S’adressant au président de Motorsport.com, James Allen, dans le cadre de la série d’entretiens #ThinkingForward, Miles a déclaré que l’amélioration de l’empreinte de la NTT IndyCar Series en Amérique du Nord restera probablement la priorité dans un avenir prévisible.
«Pour l’instant, nous sommes toujours très concentrés sur les États-Unis et l’Amérique du Nord», a-t-il déclaré. «Nous avons eu l’occasion d’envisager de courir à l’étranger. Pour l’instant, je pense que la réponse à ces demandes est: « Non, nous allons nous concentrer sur les États-Unis. » Alors, explorons et faisons vraiment tout ce que nous pouvons sur le marché américain.
«Avec tout le respect que je dois à la Formule 1, je pense qu’aux États-Unis, nous sommes la série dominante à roues ouvertes et que pouvons-nous faire de plus avec cela? Cela signifiera donc à court terme que nous ne cherchons pas à voir combien de courses nous pouvons avoir. Nous voulons des événements très réussis partout où nous courons. Et je crois que cette annonce de Nashville laisse présager de grandes choses pour la série l’année prochaine.

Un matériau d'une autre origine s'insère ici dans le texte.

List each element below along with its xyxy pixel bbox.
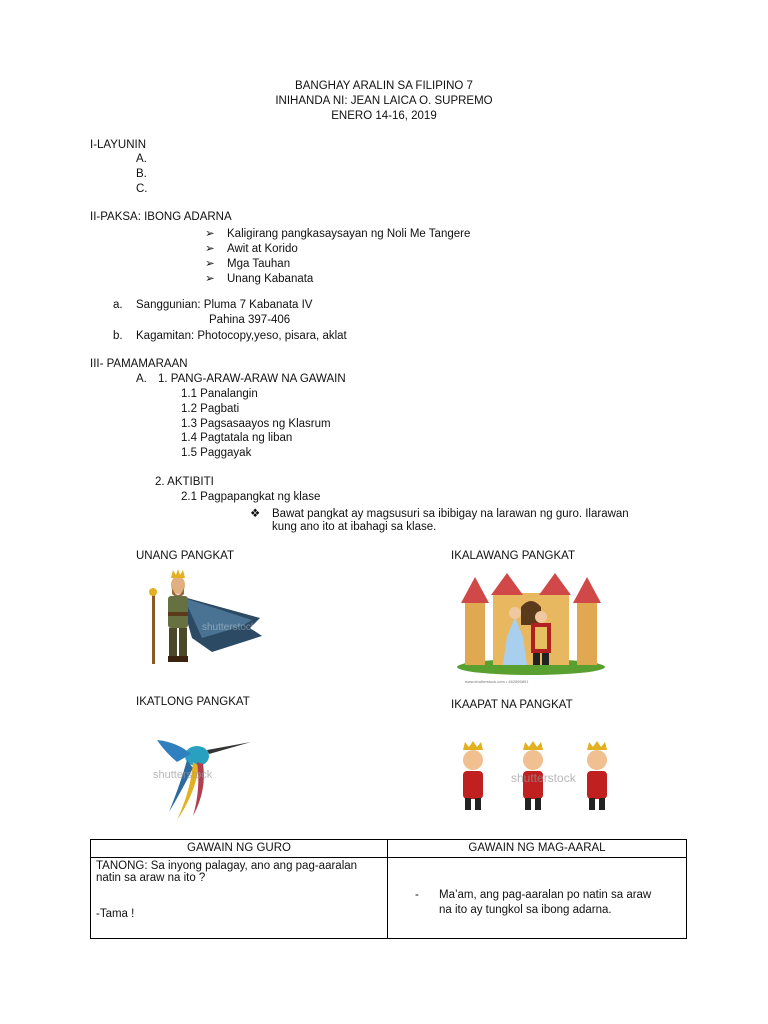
guro-question-line-1: TANONG: Sa inyong palagay, ano ang pag-aaralan <box>96 860 358 872</box>
paksa-bullet-3: ➢ Mga Tauhan <box>205 258 291 270</box>
step-2: 1.2 Pagbati <box>181 403 240 415</box>
aktibiti-sub: 2.1 Pagpapangkat ng klase <box>181 491 321 503</box>
step-1: 1.1 Panalangin <box>181 388 258 400</box>
sanggunian-text: Sanggunian: Pluma 7 Kabanata IV <box>136 299 313 311</box>
pahina-text: Pahina 397-406 <box>209 314 291 326</box>
pamamaraan-a-title: 1. PANG-ARAW-ARAW NA GAWAIN <box>158 373 346 385</box>
paksa-bullet-2: ➢ Awit at Korido <box>205 243 298 255</box>
watermark-text: shutterstock <box>511 771 576 785</box>
paksa-bullet-4: ➢ Unang Kabanata <box>205 273 314 285</box>
doc-author: INIHANDA NI: JEAN LAICA O. SUPREMO <box>275 95 493 107</box>
step-3: 1.3 Pagsasaayos ng Klasrum <box>181 418 331 430</box>
guro-question-line-2: natin sa araw na ito ? <box>96 872 206 884</box>
layunin-item-c: C. <box>136 183 148 195</box>
doc-date: ENERO 14-16, 2019 <box>331 110 437 122</box>
header-gawain-ng-guro: GAWAIN NG GURO <box>91 840 388 858</box>
mag-aaral-answer-line-1: Ma’am, ang pag-aaralan po natin sa araw <box>439 889 652 901</box>
step-4: 1.4 Pagtatala ng liban <box>181 432 293 444</box>
dash-marker: - <box>415 889 419 901</box>
paksa-bullet-1: ➢ Kaligirang pangkasaysayan ng Noli Me Tangere <box>205 228 471 240</box>
diamond-bullet-icon: ❖ <box>250 508 261 520</box>
arrow-bullet-icon: ➢ <box>205 243 215 255</box>
paksa-heading: II-PAKSA: IBONG ADARNA <box>90 211 232 223</box>
table-row <box>91 858 687 939</box>
mag-aaral-answer-line-2: na ito ay tungkol sa ibong adarna. <box>439 904 612 916</box>
castle-caption: www.shutterstock.com • 462895891 <box>465 679 529 684</box>
kagamitan-text: Kagamitan: Photocopy,yeso, pisara, aklat <box>136 330 347 342</box>
doc-title: BANGHAY ARALIN SA FILIPINO 7 <box>295 80 473 92</box>
kagamitan-marker: b. <box>113 330 123 342</box>
step-5: 1.5 Paggayak <box>181 447 252 459</box>
sanggunian-marker: a. <box>113 299 123 311</box>
aktibiti-heading: 2. AKTIBITI <box>155 476 214 488</box>
group-label-2: IKALAWANG PANGKAT <box>451 550 575 562</box>
watermark-text: shutterstock <box>202 622 256 633</box>
arrow-bullet-icon: ➢ <box>205 228 215 240</box>
guro-response: -Tama ! <box>96 908 135 920</box>
arrow-bullet-icon: ➢ <box>205 273 215 285</box>
arrow-bullet-icon: ➢ <box>205 258 215 270</box>
instruction-line-2: kung ano ito at ibahagi sa klase. <box>272 521 437 533</box>
layunin-item-a: A. <box>136 153 147 165</box>
guro-cell <box>91 858 388 939</box>
king-illustration <box>132 568 268 680</box>
group-label-4: IKAAPAT NA PANGKAT <box>451 699 573 711</box>
group-label-3: IKATLONG PANGKAT <box>136 696 250 708</box>
instruction-line-1: ❖ Bawat pangkat ay magsusuri sa ibibigay na larawan ng guro. Ilarawan <box>250 508 629 520</box>
group-label-1: UNANG PANGKAT <box>136 550 234 562</box>
pamamaraan-heading: III- PAMAMARAAN <box>90 358 188 370</box>
mag-aaral-cell <box>388 858 687 939</box>
watermark-text: shutterstock <box>153 769 213 781</box>
hummingbird-illustration <box>147 732 255 822</box>
header-gawain-ng-mag-aaral: GAWAIN NG MAG-AARAL <box>388 840 687 858</box>
pamamaraan-a-marker: A. <box>136 373 147 385</box>
three-princes-illustration <box>455 740 621 814</box>
activity-table <box>90 839 687 939</box>
layunin-item-b: B. <box>136 168 147 180</box>
castle-illustration <box>455 567 607 687</box>
layunin-heading: I-LAYUNIN <box>90 139 147 151</box>
table-header-row <box>91 840 687 858</box>
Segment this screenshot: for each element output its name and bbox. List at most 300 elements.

En ce qui concerne l’avenir, Miles a admis qu’IndyCar tient à établir ses sensibilités «éveillées» et à encourager les participants de toutes les ethnies à ce qui a longtemps été considéré comme un «sport de l’homme blanc».
«La diversité est importante pour nous», a déclaré Miles. «Nous voulons être accueillants et étendre l’invitation à faire partie de la série à des gens de tous horizons et pas seulement en tant que fans, mais aussi en termes de nos pratiques de recrutement, de nos propres achats et, finalement, de la composition des équipes et des pilotes. C’est quelque chose sur lequel nous travaillons très tranquillement maintenant, mais je pense qu’il y aura des progrès et des preuves tangibles de cela, nous l’espérons l’année prochaine.
Trouver un troisième constructeur pour rejoindre Chevrolet et Honda reste également une priorité pour la série, bien que Miles ait été assez honnête pour le décrire comme «un défi», étant donné que le président d’IndyCar, Jay Frye, est à la recherche d’un tel accord depuis qu’il a pris ses fonctions (initialement ) en tant que président du concours en novembre 2015.
«C’est quelque chose dans lequel Roger Penske, je pense, est peut-être le seul au monde capable de réussir, si cela peut être fait», a déclaré Miles.
«Il est difficile d’imaginer un moment plus difficile pour avoir cette conversation. Heureusement, nous y travaillons depuis un moment. Il y a donc un certain nombre de fabricants qui connaissent notre histoire et ont pu suivre nos progrès. Donc je suppose que c’est un peu un ralentisseur, COVID. Je ne pense pas que le principe de base va changer. Je pense que c’est… une opportunité de développement, et certainement – en particulier sur le marché américain – c’est une opportunité de marketing.
«Je pense que la proposition de valeur d’IndyCar est incroyable. Donc, si vous regardez les coûts, être en Formule 1 ou même être en NASCAR, de mon point de vue sur une sorte de CPM, combien de globes oculaires vous obtenez pour le coût d’être un fabricant avec peut-être un tiers de les équipes, je pense [IndyCar] est une excellente proposition de valeur. Et nous l’avons vu dans nos conversations.